STARTNUM=$(cat $CONFFILE  |grep -n "# Start automatic realms for staff calendars" | sed 's|:.*||g')
STARTNUM=$(expr $STARTNUM - 1 )

rm -f /tmp/site.conf
head -n $STARTNUM $CONFFILE > /tmp/site.conf
echo "# Start automatic realms for staff calendars" >> /tmp/site.conf

cd /Volumes/Homes/staff
for user in $(ls | grep -e "^[a-z]")
do
        echo "<Directory \"/Network/Servers/server.domain/Volumes/Homes/staff/$user/Sites/calendars/\">" >> /tmp/site.conf
        echo "<IfModule mod_dav.c>" >> /tmp/site.conf
        echo "DAV On" >> /tmp/site.conf
        echo "</IfModule>" >> /tmp/site.conf
        echo "  AuthName \"$user\"" >> /tmp/site.conf
        echo "  <Limit PUT DELETE PROPPATCH MKCOL COPY MOVE LOCK UNLOCK>" >> /tmp/site.conf
        echo "          Require user $user" >> /tmp/site.conf
        echo "  </Limit>" >> /tmp/site.conf
        echo "  AuthType Digest" >> /tmp/site.conf
        echo "</Directory>" >> /tmp/site.conf
done

echo "# End automatic staff realms" >> /tmp/site.conf
echo "</VirtualHost>" >> /tmp/site.conf

mkdir -p /etc/httpd/backup
cp $CONFFILE /etc/httpd/backup
cp /tmp/site.conf $CONFFILE

/usr/sbin/apachectl configtest

if [ $? -ne 0 ]
then
        mv /etc/httpd/backup/*.conf /etc/httpd/sites
        echo "Something went wrong with the auto realm script" | mail -s "ERROR: auto realm" your.email@your.domain
else
        /usr/sbin/apachectl graceful
fi      

So as always, buyer beware, backup your stuff before you try it, and make sure you get the paths right, as that's where Apache serves personal web pages from.

More requests from X-World…

We use ~/Sites for personal web pages. I don't really like the way that by default other users can browse this folder via AFP, and you can't fix this by modifying the User Template folder, so I run this script every night on all network home directories.

This same script also makes sure that each user has a folder ~/Sites/calendars that has the correct permissions such that they can use iCal to publish to this location.

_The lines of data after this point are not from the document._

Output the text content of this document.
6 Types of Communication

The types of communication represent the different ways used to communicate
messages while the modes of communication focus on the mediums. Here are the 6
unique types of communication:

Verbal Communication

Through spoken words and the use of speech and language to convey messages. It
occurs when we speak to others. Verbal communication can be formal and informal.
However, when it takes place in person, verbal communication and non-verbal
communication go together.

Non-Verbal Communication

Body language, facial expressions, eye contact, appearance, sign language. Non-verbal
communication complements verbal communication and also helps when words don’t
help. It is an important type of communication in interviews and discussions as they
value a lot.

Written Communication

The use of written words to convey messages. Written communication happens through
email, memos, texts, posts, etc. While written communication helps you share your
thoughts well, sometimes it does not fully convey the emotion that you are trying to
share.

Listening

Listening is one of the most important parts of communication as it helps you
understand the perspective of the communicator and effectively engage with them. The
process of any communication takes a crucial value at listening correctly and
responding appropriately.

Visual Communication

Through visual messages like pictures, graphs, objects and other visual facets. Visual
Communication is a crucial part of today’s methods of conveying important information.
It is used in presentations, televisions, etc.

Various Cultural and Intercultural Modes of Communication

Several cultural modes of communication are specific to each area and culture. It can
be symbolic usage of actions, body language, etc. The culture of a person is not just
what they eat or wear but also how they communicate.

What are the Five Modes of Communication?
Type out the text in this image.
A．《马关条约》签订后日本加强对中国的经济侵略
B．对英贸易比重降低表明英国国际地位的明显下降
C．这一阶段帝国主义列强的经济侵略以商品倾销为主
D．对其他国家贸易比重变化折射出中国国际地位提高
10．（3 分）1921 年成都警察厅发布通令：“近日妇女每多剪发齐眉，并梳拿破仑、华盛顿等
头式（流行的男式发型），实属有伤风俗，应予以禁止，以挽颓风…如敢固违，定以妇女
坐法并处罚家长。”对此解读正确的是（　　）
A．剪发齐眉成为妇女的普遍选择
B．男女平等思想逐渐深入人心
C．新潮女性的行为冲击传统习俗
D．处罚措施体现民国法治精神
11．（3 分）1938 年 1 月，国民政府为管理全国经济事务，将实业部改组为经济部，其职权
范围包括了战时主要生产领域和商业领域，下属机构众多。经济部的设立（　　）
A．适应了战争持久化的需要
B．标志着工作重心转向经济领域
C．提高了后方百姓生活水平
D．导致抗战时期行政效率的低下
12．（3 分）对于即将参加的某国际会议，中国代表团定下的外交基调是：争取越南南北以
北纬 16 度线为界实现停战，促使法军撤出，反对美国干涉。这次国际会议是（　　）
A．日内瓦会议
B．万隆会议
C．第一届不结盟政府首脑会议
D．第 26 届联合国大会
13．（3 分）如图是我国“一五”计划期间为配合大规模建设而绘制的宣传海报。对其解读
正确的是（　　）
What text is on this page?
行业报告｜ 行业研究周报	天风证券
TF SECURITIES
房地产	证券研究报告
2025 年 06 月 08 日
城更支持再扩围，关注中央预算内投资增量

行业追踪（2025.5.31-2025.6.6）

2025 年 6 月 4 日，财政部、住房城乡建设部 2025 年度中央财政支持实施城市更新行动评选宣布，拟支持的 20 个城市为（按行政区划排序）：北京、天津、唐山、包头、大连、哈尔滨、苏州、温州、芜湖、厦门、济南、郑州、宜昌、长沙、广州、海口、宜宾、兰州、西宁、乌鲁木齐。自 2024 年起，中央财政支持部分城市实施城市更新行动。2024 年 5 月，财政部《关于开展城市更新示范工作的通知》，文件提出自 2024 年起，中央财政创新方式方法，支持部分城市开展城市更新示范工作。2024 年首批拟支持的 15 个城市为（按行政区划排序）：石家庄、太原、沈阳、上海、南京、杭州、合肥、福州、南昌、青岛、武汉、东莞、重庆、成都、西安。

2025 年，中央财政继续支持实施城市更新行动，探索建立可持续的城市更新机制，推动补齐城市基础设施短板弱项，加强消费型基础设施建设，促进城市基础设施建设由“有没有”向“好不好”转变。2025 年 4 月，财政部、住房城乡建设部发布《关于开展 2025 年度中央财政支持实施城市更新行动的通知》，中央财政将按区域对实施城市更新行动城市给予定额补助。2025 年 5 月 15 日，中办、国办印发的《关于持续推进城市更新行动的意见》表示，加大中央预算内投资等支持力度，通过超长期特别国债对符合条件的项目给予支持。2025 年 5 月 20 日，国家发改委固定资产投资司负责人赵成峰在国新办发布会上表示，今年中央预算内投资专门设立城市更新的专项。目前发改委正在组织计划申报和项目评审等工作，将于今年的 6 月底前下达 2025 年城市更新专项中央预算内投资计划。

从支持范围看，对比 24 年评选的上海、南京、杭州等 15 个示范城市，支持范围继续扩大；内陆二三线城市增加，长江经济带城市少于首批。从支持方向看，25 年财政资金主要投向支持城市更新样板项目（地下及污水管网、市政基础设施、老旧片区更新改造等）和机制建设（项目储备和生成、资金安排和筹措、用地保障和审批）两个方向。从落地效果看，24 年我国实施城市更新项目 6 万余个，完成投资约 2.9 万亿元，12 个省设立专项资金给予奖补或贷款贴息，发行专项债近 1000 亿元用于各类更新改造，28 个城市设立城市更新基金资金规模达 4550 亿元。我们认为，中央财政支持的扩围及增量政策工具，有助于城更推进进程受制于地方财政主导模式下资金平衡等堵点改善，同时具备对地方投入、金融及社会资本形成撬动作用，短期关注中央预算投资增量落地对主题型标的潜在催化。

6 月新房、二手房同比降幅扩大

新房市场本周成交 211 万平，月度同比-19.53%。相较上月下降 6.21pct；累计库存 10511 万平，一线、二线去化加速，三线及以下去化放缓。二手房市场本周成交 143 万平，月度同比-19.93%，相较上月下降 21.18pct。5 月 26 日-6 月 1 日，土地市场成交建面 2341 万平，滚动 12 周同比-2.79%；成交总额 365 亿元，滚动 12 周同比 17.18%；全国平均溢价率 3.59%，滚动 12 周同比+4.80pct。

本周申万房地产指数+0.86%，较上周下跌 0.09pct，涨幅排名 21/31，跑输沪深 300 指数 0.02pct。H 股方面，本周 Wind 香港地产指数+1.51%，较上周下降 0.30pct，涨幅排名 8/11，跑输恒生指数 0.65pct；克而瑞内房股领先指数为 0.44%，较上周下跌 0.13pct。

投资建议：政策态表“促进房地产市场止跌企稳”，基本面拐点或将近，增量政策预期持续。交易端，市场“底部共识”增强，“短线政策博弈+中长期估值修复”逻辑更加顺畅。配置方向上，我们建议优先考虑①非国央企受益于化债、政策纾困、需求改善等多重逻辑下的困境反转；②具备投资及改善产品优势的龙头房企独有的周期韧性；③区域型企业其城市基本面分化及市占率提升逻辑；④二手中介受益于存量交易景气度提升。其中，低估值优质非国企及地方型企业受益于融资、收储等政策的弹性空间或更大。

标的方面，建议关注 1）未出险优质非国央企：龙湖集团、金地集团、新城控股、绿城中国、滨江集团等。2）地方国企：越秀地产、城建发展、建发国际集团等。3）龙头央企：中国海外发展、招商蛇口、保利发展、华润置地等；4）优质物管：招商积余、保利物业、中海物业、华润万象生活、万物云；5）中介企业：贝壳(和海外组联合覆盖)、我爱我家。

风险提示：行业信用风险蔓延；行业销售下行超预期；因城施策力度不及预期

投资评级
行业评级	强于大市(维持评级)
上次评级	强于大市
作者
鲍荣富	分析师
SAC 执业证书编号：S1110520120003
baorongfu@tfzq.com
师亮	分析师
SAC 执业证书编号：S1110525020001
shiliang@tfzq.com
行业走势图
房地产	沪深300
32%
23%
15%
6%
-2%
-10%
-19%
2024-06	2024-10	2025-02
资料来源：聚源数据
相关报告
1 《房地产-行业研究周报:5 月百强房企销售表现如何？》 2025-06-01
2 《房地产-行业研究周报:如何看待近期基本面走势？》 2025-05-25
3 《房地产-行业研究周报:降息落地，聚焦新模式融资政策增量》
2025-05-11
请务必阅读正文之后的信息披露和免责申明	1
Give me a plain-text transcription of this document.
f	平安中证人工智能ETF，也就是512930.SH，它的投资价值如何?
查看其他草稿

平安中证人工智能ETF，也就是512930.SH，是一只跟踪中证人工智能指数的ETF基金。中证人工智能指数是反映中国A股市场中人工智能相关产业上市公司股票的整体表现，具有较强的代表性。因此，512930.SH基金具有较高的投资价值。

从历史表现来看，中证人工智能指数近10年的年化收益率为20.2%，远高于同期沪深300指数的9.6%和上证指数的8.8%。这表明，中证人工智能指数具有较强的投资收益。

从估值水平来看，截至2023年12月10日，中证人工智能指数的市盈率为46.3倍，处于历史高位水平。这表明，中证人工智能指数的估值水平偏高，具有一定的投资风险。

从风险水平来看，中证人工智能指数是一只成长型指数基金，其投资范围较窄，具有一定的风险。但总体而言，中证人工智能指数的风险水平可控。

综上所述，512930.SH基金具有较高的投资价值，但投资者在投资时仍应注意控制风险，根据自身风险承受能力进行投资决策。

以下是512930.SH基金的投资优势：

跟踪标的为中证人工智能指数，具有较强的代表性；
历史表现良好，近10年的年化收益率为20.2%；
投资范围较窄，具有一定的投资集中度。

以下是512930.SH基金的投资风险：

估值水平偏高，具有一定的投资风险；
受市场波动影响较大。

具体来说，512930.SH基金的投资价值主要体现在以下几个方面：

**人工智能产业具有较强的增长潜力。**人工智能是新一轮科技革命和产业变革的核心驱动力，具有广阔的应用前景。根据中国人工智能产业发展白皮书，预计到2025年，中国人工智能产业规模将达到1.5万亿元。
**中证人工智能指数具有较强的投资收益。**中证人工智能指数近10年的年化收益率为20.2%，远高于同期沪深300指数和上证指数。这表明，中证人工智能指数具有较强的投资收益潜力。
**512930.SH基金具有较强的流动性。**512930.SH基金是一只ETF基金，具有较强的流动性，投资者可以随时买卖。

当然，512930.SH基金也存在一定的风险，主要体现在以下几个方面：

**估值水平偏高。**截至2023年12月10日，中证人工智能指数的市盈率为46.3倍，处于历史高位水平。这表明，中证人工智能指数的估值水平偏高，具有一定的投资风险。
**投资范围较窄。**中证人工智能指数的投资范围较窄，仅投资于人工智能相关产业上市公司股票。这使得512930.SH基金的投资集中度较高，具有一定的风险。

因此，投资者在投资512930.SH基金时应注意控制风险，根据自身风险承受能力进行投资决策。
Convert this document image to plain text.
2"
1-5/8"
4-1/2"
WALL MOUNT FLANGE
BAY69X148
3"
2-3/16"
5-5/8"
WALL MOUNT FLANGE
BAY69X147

You'll notice that I'm doing this by looping over the contents of a network home directory share point. I do this because my users are treated differently based upon where their home directories are, and not all sharepoints contain users that will automatically get a ~/Sites/calendars folder.

You could modify this to instead loop over all users from Directory Services, but that's unnecessary overhead in my case. Post a comment if you'd like to see what that script would look like.

#!/bin/bash
#
cd /Volumes/path/to/staff/homes
for user in $(ls | grep -e "^[a-z]")
do
        chown -R $user:www $user/Sites
        chmod -R 750 $user/Sites
        mkdir -p $user/Sites/calendars
        chown -R www:www $user/Sites/calendars
        chmod -R 770 $user/Sites/calendars
done

NB: The next entry I'll have up tomorrow or maybe tonight will describe how I'm automatically creating Apache WebDAV realms for the ~/Sites/calendars location, as that's the bit people seem to be mailing me about…

A few people at X-World seemed interested in this simple one-liner, which will recursively unlock files from the command line.


find /Volumes/Transit -flags +uchg -print0 | xargs -0 chflags nouchg


The command above would look at the path /Volumes/Transit, recursively find any locked files, and unlock them. The '-print0' and '-0' bits will deal with any files or folders that have spaces in them.

NB: It seems like the 'rm' command has changed in Tiger such that if you use 'rm -Rf' with elevated privileges, it will automatically unlock the files. This isn't the case in Panther, which is why I initially needed to do this on a temporary sharepoint that gets wiped nightly.